Pourtant, le recueil n'exalte pas seulement le côté lumineux de la vie. La réalité de son architecture est plus complexe. Certes, l'on perçoit bien le tout visible et réel à l'état naissant, en pleine éclosion mais la poète n'oublie pas son déclin inéluctable qui rendrait vain, s’il n’advenait pas, tout chant, toute célébration de la vie. 

Songeons un instant à ces mots de l'historien Fernand Braudel, prononcés lors de sa leçon inaugurale au Collège de France en 1950, et qui, semble-t-il, font écho au recueil : "J'ai gardé le souvenir une nuit […] d'avoir été enveloppé par un feu d'artifice de lucioles phosphorescentes : leur lumière pâle éclatait, s'éteignait, brillait à nouveau sans trouer la nuit de vraie clarté." Il ajoute : "l'obscurité reste victorieuse." Celle-ci infiltre ainsi inévitablement le recueil, dans toutes ses nuances et ses dégradés : d'abord ses signes annonciateurs ("[...] l'horizon vacille incertain de vivre.") ; puis ce quelque chose – ce je ne sais quoi dirait Jankélévitch – qui s'imprime dans l'instant avant qu’elle ne se fasse toute entière, modifiant ainsi le paysage ("Le sombre tamise la neige [...]"), l'estompant puis l'effaçant pour ne laisser que le tableau noir de la nuit ; enfin l'obscurité, dans son extension peut-être la plus difficilement perceptible, celle de nos organismes ("Corps d'ombres" et "Étendue sombre dans nos chairs"). 

Cette architecture poétique reconstituée ici se révèle être le pivot de la recherche poétique d'une langue propre à l'évocation de la vie dans sa dimension sensible, métaphysique, mystique même. Qu'est-ce que cette langue pourrait-elle parvenir à nous dire ? Que pourrait-elle nous transmettre ? 

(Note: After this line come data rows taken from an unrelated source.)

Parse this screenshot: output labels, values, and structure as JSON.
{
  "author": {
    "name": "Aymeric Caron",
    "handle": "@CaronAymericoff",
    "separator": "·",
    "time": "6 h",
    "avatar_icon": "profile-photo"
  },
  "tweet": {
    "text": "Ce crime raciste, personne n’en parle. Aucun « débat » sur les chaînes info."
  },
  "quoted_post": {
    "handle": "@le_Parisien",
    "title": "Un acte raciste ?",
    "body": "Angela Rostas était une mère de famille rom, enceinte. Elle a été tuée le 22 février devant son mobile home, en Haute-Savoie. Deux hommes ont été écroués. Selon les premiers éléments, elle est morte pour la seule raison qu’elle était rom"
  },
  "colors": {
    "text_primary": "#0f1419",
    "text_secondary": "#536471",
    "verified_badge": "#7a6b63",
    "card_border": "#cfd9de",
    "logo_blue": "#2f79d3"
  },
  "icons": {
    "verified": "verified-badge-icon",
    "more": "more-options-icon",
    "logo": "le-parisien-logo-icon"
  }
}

La poète s'interroge d'abord sur le mystère de la langue dans sa forme primitive, la « protolangue » en quelque sorte "d'avant le temps compté [...] des hommes", mais déjà insérée dans la nature qui conserve en mémoire ses plus anciennes manifestations. Ainsi, l'on est sensible d'abord aux simples "bruits", murmures ou bien aux "note[s]", "chants", "paroles", "cris", "rires", constitutifs des décors de lumière, contrairement au mot "silence", associé plutôt à l'obscurité, à ce qui s'en va, s'éteint, et ce, malgré les quelques sons qu'il transporte (les "trilles") ou le "bercement" qui l'accompagne. 

Le recueil ne cède pas pour autant au manichéisme. L’architecture se double d’une sculpture plus subtile et nuancée. Dépassant la structure apparente, l’on ralentit encore le pas, discernant ce que chaque élément de la nature, soumis au passage et aux aléas du temps, contient à la fois d'imbrications, de subtiles variations et de significations symboliques que la poète tente, dans l'instant, de saisir. Aussi parvient-elle à éclairer certains mystères ("les sentes de vos pas remontent l'énigme du jour") en apparentant parfois son texte poétique à une sorte d'homélie, à un acte de foi : "le poème, dernier chant avant l'infini." 

Ne pouvant ralentir davantage pour "s'extraire des rapides du temps", notre pas devient plus bruyant ("nos regards se brisent de révolte"), les évocations poétiques se font plus dures ; l'on résiste de toutes nos forces, mais en vain. La poète le concède : "l'homme a si peu", tout est emporté par le vent, par le temps contre lequel finalement on ne peut rien ; à moins que ce ne soit le contraire, que tout renaisse et que "du sombre au clair, œuvre le temps".

David Dielen

Béatrice Pailler, D'un pas de lucioles, Éditions du Cygne, 2024, 58 pages.